Spark Logo Tiny Step 5(a): Create a Class that encapsulates all good records and provides insights

  1. Create a class named CompanyPerformance
  2. The class constructor takes an argument of Array of CategoryQuarterlyRecord and stores in a class level variable.
  3. Implement a method getTotalRevenue, which returns total revenue generated by summing up the revenue from all the records.
  4. Implement a method getCategoryRevenue, which takes the name of the category and returns total revenue generated by the category.
# ANSWERS
 
from functools import reduce
 
class CompanyPerformance:
  
  # class level variable to store the good records
  CategoryRecords = None
  
  #defining constructor  
  def __init__(self, categoryRecs):
     self.CategoryRecords = categoryRecs
  
  # calculates and returns the total revenue across all quarters and categories
  def getTotalRevenue(self):
    
    # Extract revenue column and sum up
    allRevenues = list(map(lambda rec: rec.revenue, self.CategoryRecords))

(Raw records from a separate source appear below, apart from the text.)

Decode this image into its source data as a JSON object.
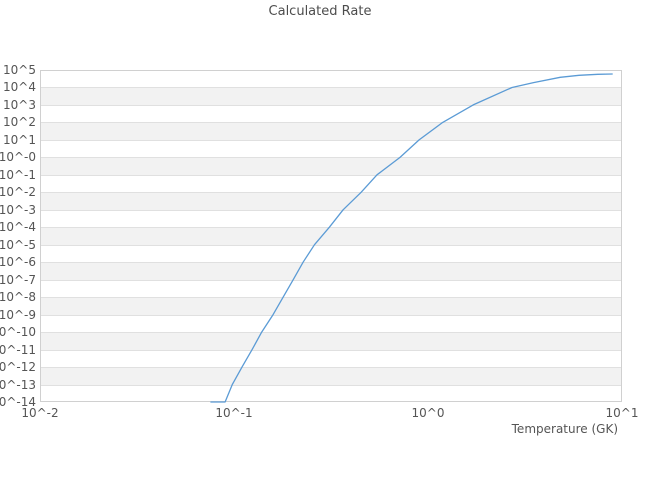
{
  "chart_data": {
    "type": "line",
    "title": "Calculated Rate",
    "xlabel": "Temperature (GK)",
    "ylabel": "",
    "x_scale": "log",
    "y_scale": "log",
    "xlim": [
      0.01,
      10
    ],
    "ylim": [
      1e-14,
      100000.0
    ],
    "grid": "horizontal-only",
    "legend": "none",
    "band_alternating": true,
    "x_tick_values": [
      0.01,
      0.1,
      1,
      10
    ],
    "x_tick_labels": [
      "10^-2",
      "10^-1",
      "10^0",
      "10^1"
    ],
    "y_tick_values": [
      100000.0,
      10000.0,
      1000.0,
      100.0,
      10.0,
      1.0,
      0.1,
      0.01,
      0.001,
      0.0001,
      1e-05,
      1e-06,
      1e-07,
      1e-08,
      1e-09,
      1e-10,
      1e-11,
      1e-12,
      1e-13,
      1e-14
    ],
    "y_tick_labels": [
      "10^5",
      "10^4",
      "10^3",
      "10^2",
      "10^1",
      "10^-0",
      "10^-1",
      "10^-2",
      "10^-3",
      "10^-4",
      "10^-5",
      "10^-6",
      "10^-7",
      "10^-8",
      "10^-9",
      "10^-10",
      "10^-11",
      "10^-12",
      "10^-13",
      "10^-14"
    ],
    "series": [
      {
        "name": "calculated-rate",
        "color": "#5b9bd5",
        "points": [
          [
            0.076,
            1e-14
          ],
          [
            0.09,
            1e-14
          ],
          [
            0.098,
            1e-13
          ],
          [
            0.11,
            1e-12
          ],
          [
            0.124,
            1e-11
          ],
          [
            0.139,
            1e-10
          ],
          [
            0.159,
            1e-09
          ],
          [
            0.179,
            1e-08
          ],
          [
            0.202,
            1e-07
          ],
          [
            0.227,
            1e-06
          ],
          [
            0.26,
            1e-05
          ],
          [
            0.31,
            0.0001
          ],
          [
            0.365,
            0.001
          ],
          [
            0.452,
            0.01
          ],
          [
            0.546,
            0.1
          ],
          [
            0.717,
            1.0
          ],
          [
            0.9,
            10
          ],
          [
            1.19,
            100
          ],
          [
            1.71,
            1000
          ],
          [
            2.71,
            10000.0
          ],
          [
            3.5,
            19000.0
          ],
          [
            4.8,
            38000.0
          ],
          [
            6.0,
            50000.0
          ],
          [
            7.5,
            57000.0
          ],
          [
            8.9,
            59000.0
          ]
        ]
      }
    ],
    "colors": {
      "band": "#f2f2f2",
      "grid": "#e0e0e0",
      "border": "#d0d0d0",
      "text": "#555555",
      "title_text": "#4d4d4d",
      "line": "#5b9bd5",
      "background": "#ffffff"
    }
  }
}
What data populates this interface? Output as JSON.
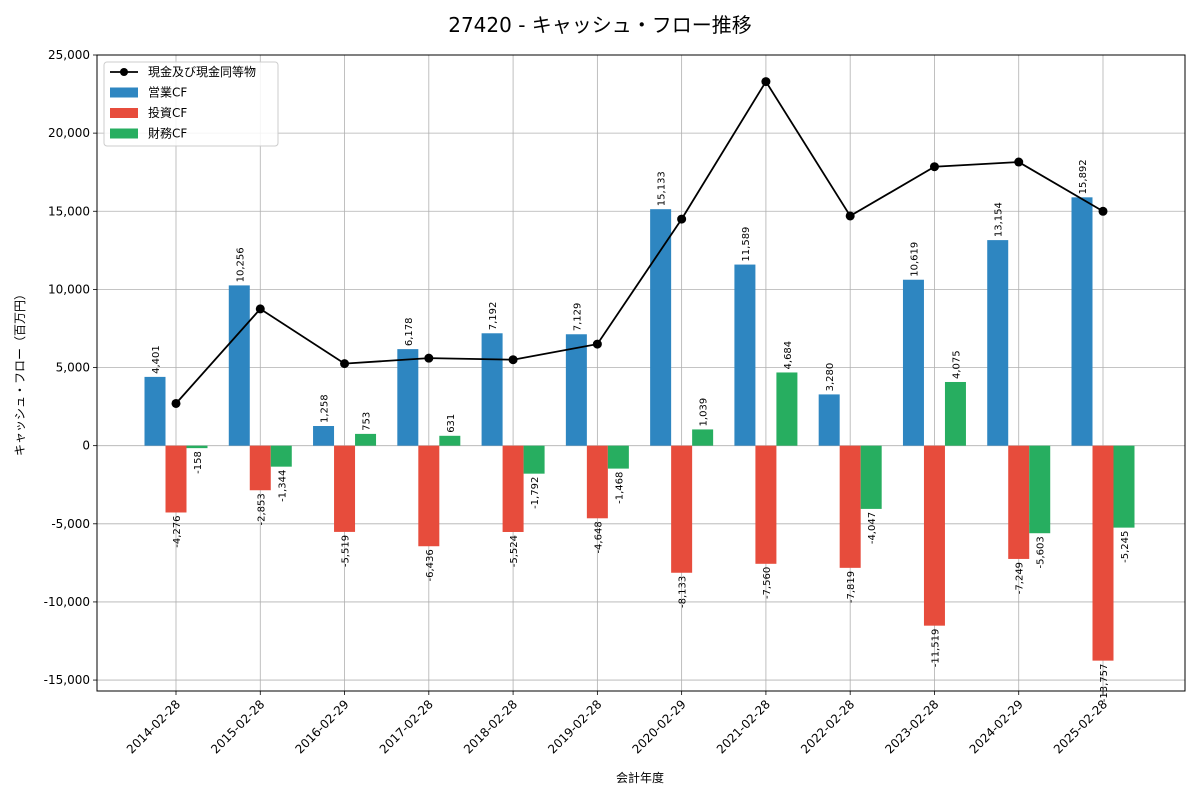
{
  "chart_data": {
    "type": "bar",
    "title": "27420 - キャッシュ・フロー推移",
    "xlabel": "会計年度",
    "ylabel": "キャッシュ・フロー（百万円）",
    "ylim": [
      -15700,
      25000
    ],
    "yticks": [
      -15000,
      -10000,
      -5000,
      0,
      5000,
      10000,
      15000,
      20000,
      25000
    ],
    "ytick_labels": [
      "-15,000",
      "-10,000",
      "-5,000",
      "0",
      "5,000",
      "10,000",
      "15,000",
      "20,000",
      "25,000"
    ],
    "grid": true,
    "legend_position": "top-left",
    "categories": [
      "2014-02-28",
      "2015-02-28",
      "2016-02-29",
      "2017-02-28",
      "2018-02-28",
      "2019-02-28",
      "2020-02-29",
      "2021-02-28",
      "2022-02-28",
      "2023-02-28",
      "2024-02-29",
      "2025-02-28"
    ],
    "series": [
      {
        "name": "営業CF",
        "kind": "bar",
        "color": "#2e86c1",
        "values": [
          4401,
          10256,
          1258,
          6178,
          7192,
          7129,
          15133,
          11589,
          3280,
          10619,
          13154,
          15892
        ],
        "labels": [
          "4,401",
          "10,256",
          "1,258",
          "6,178",
          "7,192",
          "7,129",
          "15,133",
          "11,589",
          "3,280",
          "10,619",
          "13,154",
          "15,892"
        ]
      },
      {
        "name": "投資CF",
        "kind": "bar",
        "color": "#e74c3c",
        "values": [
          -4276,
          -2853,
          -5519,
          -6436,
          -5524,
          -4648,
          -8133,
          -7560,
          -7819,
          -11519,
          -7249,
          -13757
        ],
        "labels": [
          "-4,276",
          "-2,853",
          "-5,519",
          "-6,436",
          "-5,524",
          "-4,648",
          "-8,133",
          "-7,560",
          "-7,819",
          "-11,519",
          "-7,249",
          "-13,757"
        ]
      },
      {
        "name": "財務CF",
        "kind": "bar",
        "color": "#27ae60",
        "values": [
          -158,
          -1344,
          753,
          631,
          -1792,
          -1468,
          1039,
          4684,
          -4047,
          4075,
          -5603,
          -5245
        ],
        "labels": [
          "-158",
          "-1,344",
          "753",
          "631",
          "-1,792",
          "-1,468",
          "1,039",
          "4,684",
          "-4,047",
          "4,075",
          "-5,603",
          "-5,245"
        ]
      },
      {
        "name": "現金及び現金同等物",
        "kind": "line",
        "color": "#000000",
        "values": [
          2700,
          8750,
          5250,
          5600,
          5500,
          6500,
          14500,
          23300,
          14700,
          17850,
          18150,
          15000
        ]
      }
    ]
  }
}
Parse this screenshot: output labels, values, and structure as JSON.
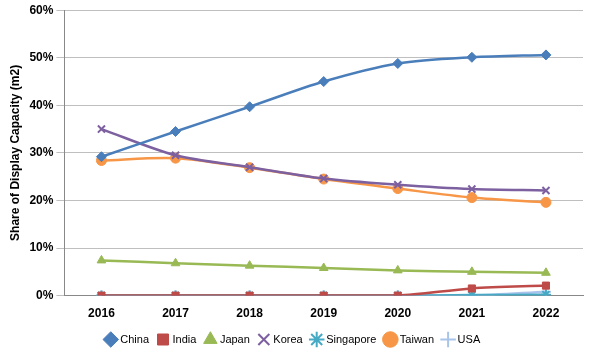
{
  "chart_data": {
    "type": "line",
    "y_label": "Share of Display Capacity (m2)",
    "categories": [
      "2016",
      "2017",
      "2018",
      "2019",
      "2020",
      "2021",
      "2022"
    ],
    "ylim": [
      0,
      60
    ],
    "yticks": [
      {
        "value": 0,
        "label": "0%"
      },
      {
        "value": 10,
        "label": "10%"
      },
      {
        "value": 20,
        "label": "20%"
      },
      {
        "value": 30,
        "label": "30%"
      },
      {
        "value": 40,
        "label": "40%"
      },
      {
        "value": 50,
        "label": "50%"
      },
      {
        "value": 60,
        "label": "60%"
      }
    ],
    "grid": true,
    "legend": "bottom",
    "series": [
      {
        "name": "China",
        "color": "#4a7ebb",
        "marker": "diamond",
        "values": [
          29.2,
          34.5,
          39.7,
          45.0,
          48.8,
          50.1,
          50.6
        ]
      },
      {
        "name": "India",
        "color": "#be4b48",
        "marker": "square",
        "values": [
          0,
          0,
          0,
          0,
          0,
          1.5,
          2.1
        ]
      },
      {
        "name": "Japan",
        "color": "#98b954",
        "marker": "triangle",
        "values": [
          7.4,
          6.8,
          6.3,
          5.8,
          5.3,
          5.0,
          4.8
        ]
      },
      {
        "name": "Korea",
        "color": "#7d60a0",
        "marker": "x",
        "values": [
          35.0,
          29.5,
          27.0,
          24.6,
          23.3,
          22.4,
          22.1
        ]
      },
      {
        "name": "Singapore",
        "color": "#46aac5",
        "marker": "star",
        "values": [
          0,
          0,
          0,
          0,
          0,
          0.1,
          0.2
        ]
      },
      {
        "name": "Taiwan",
        "color": "#f79646",
        "marker": "circle",
        "values": [
          28.4,
          28.9,
          26.9,
          24.5,
          22.5,
          20.6,
          19.6
        ]
      },
      {
        "name": "USA",
        "color": "#a9c4eb",
        "marker": "plus",
        "values": [
          0,
          0,
          0,
          0,
          0,
          0,
          0.8
        ]
      }
    ]
  }
}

    totalRevenue = reduce(lambda x, y: x + y, allRevenues)
    return round(totalRevenue, 2)
  
  # calculates and returns total revenue by the cateogry (passed as argument to the function)
  def getCategoryRevenue(self, _category):
    
    # filter records by category, extract revenue column and sum up
    categoryRecs = filter(lambda rec: rec.category == _category, self.CategoryRecords)

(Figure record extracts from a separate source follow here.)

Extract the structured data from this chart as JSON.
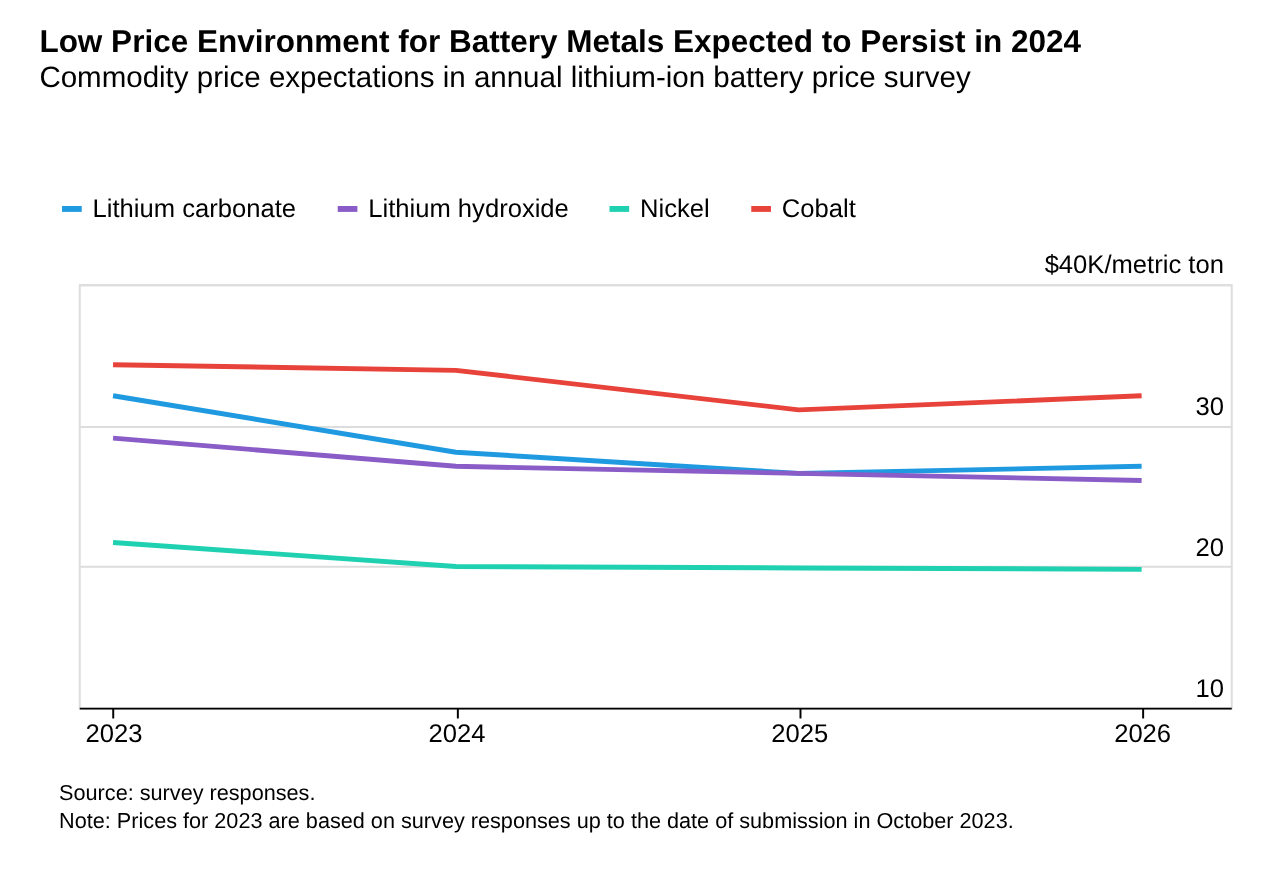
{
  "chart_data": {
    "type": "line",
    "title": "Low Price Environment for Battery Metals Expected to Persist in 2024",
    "subtitle": "Commodity price expectations in annual lithium-ion battery price survey",
    "x": [
      2023,
      2024,
      2025,
      2026
    ],
    "series": [
      {
        "name": "Lithium carbonate",
        "color": "#1f9ae0",
        "values": [
          32.1,
          28.1,
          26.6,
          27.1
        ]
      },
      {
        "name": "Lithium hydroxide",
        "color": "#8a5cc7",
        "values": [
          29.1,
          27.1,
          26.6,
          26.1
        ]
      },
      {
        "name": "Nickel",
        "color": "#1fd1b0",
        "values": [
          21.7,
          20.0,
          19.9,
          19.8
        ]
      },
      {
        "name": "Cobalt",
        "color": "#e8433a",
        "values": [
          34.3,
          33.9,
          31.1,
          32.1
        ]
      }
    ],
    "xlim": [
      2022.9,
      2026.26
    ],
    "xticks": [
      2023,
      2024,
      2025,
      2026
    ],
    "ylim": [
      10,
      40
    ],
    "yticks": [
      10,
      20,
      30,
      {
        "value": 40,
        "label": "$40K/metric ton"
      }
    ],
    "grid": "y",
    "legend": "top left",
    "marker": "none",
    "line_style": "solid",
    "annotations": [
      "Source: survey responses.",
      "Note: Prices for 2023 are based on survey responses up to the date of submission in October 2023."
    ]
  }
}
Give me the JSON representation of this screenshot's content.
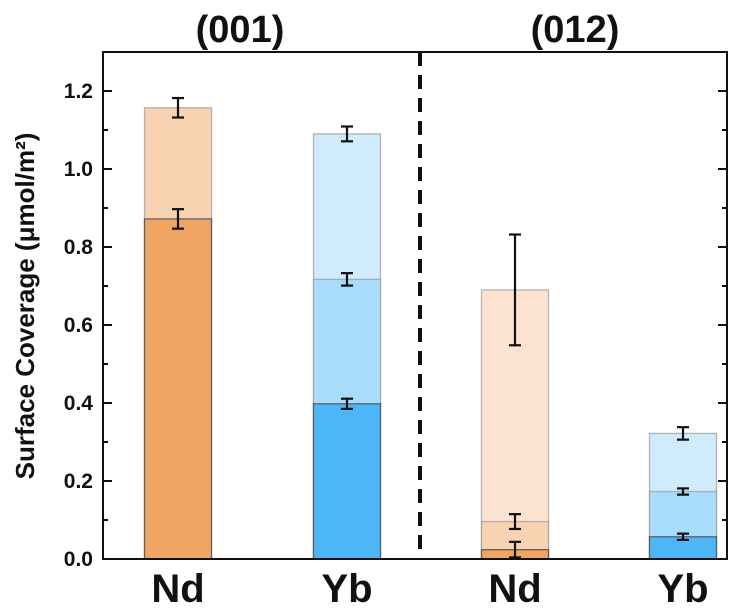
{
  "chart_data": {
    "type": "bar",
    "stacked": true,
    "ylabel": "Surface Coverage (μmol/m²)",
    "ylim": [
      0,
      1.3
    ],
    "yticks": [
      "0.0",
      "0.2",
      "0.4",
      "0.6",
      "0.8",
      "1.0",
      "1.2"
    ],
    "grid": false,
    "groups": [
      {
        "title": "(001)",
        "categories": [
          "Nd",
          "Yb"
        ]
      },
      {
        "title": "(012)",
        "categories": [
          "Nd",
          "Yb"
        ]
      }
    ],
    "bars": [
      {
        "group": "(001)",
        "category": "Nd",
        "color_family": "orange",
        "cumulative_levels": [
          0.872,
          1.157
        ],
        "errors": [
          0.025,
          0.025
        ]
      },
      {
        "group": "(001)",
        "category": "Yb",
        "color_family": "blue",
        "cumulative_levels": [
          0.398,
          0.717,
          1.09
        ],
        "errors": [
          0.013,
          0.016,
          0.019
        ]
      },
      {
        "group": "(012)",
        "category": "Nd",
        "color_family": "orange",
        "cumulative_levels": [
          0.024,
          0.096,
          0.69
        ],
        "errors": [
          0.02,
          0.019,
          0.142
        ]
      },
      {
        "group": "(012)",
        "category": "Yb",
        "color_family": "blue",
        "cumulative_levels": [
          0.057,
          0.173,
          0.322
        ],
        "errors": [
          0.008,
          0.008,
          0.016
        ]
      }
    ],
    "colors": {
      "orange": [
        "#f0a564",
        "#f8d3b2",
        "#fce3d1"
      ],
      "blue": [
        "#4db6f7",
        "#a9dbfb",
        "#d0ebfc"
      ],
      "axis": "#111111"
    }
  }
}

    allRevenues = list(map(lambda rec: rec.revenue, categoryRecs))
    totalRevenue = reduce(lambda x, y: x + y, allRevenues)
    return round(totalRevenue, 2)

Spark Logo Tiny Step 5(b): Initialize the class and print the insights

  1. Create an instance of class CompanyPerformance by passing categoryRecs in the constructor.

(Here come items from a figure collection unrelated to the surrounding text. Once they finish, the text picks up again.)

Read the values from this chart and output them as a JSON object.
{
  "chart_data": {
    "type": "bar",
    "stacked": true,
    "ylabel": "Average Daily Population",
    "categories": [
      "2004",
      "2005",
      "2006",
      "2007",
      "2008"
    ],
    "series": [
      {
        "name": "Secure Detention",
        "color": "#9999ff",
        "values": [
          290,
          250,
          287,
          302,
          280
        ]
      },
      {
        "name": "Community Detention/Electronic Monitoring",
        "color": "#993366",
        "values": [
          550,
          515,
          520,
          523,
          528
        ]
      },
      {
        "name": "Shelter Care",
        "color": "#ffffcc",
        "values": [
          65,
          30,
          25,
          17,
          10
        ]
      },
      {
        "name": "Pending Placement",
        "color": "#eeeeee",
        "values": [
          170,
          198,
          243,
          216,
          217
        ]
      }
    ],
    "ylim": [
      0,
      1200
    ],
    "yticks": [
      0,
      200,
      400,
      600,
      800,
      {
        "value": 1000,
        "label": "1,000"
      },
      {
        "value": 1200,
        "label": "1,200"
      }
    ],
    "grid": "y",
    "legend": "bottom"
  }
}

  2. Assig the instance to a variable named companyPerf2018
  3. Invoke getTotalRevenue and store the result in a variable named totalRevenue.
  4. Invoke getCategoryRevenue with argument Exercise_Fitness and store the result in a variable named totalRevenueInCategory.
# ANSWERS
 
companyPerf2018 = CompanyPerformance(categoryRecs)
totalRevenue = companyPerf2018.getTotalRevenue()
totalRevenueInCategory = companyPerf2018.getCategoryRevenue("Exercise_Fitness")
# TEST - Run this cell to test your solution.
 
totalRevenueExpected = 57.45
totalCategoryRevenueExpected = 24.98
 
assert totalRevenue == totalRevenueExpected, "Expected the total to be " + str(totalRevenueExpected) + " but found " + str(totalRevenue)
assert totalRevenueInCategory == totalCategoryRevenueExpected, "Expected the total to be " + str(totalCategoryRevenueExpected) + " but found " + str(totalRevenueInCategory)

Congratulation! You have completed your capstone project.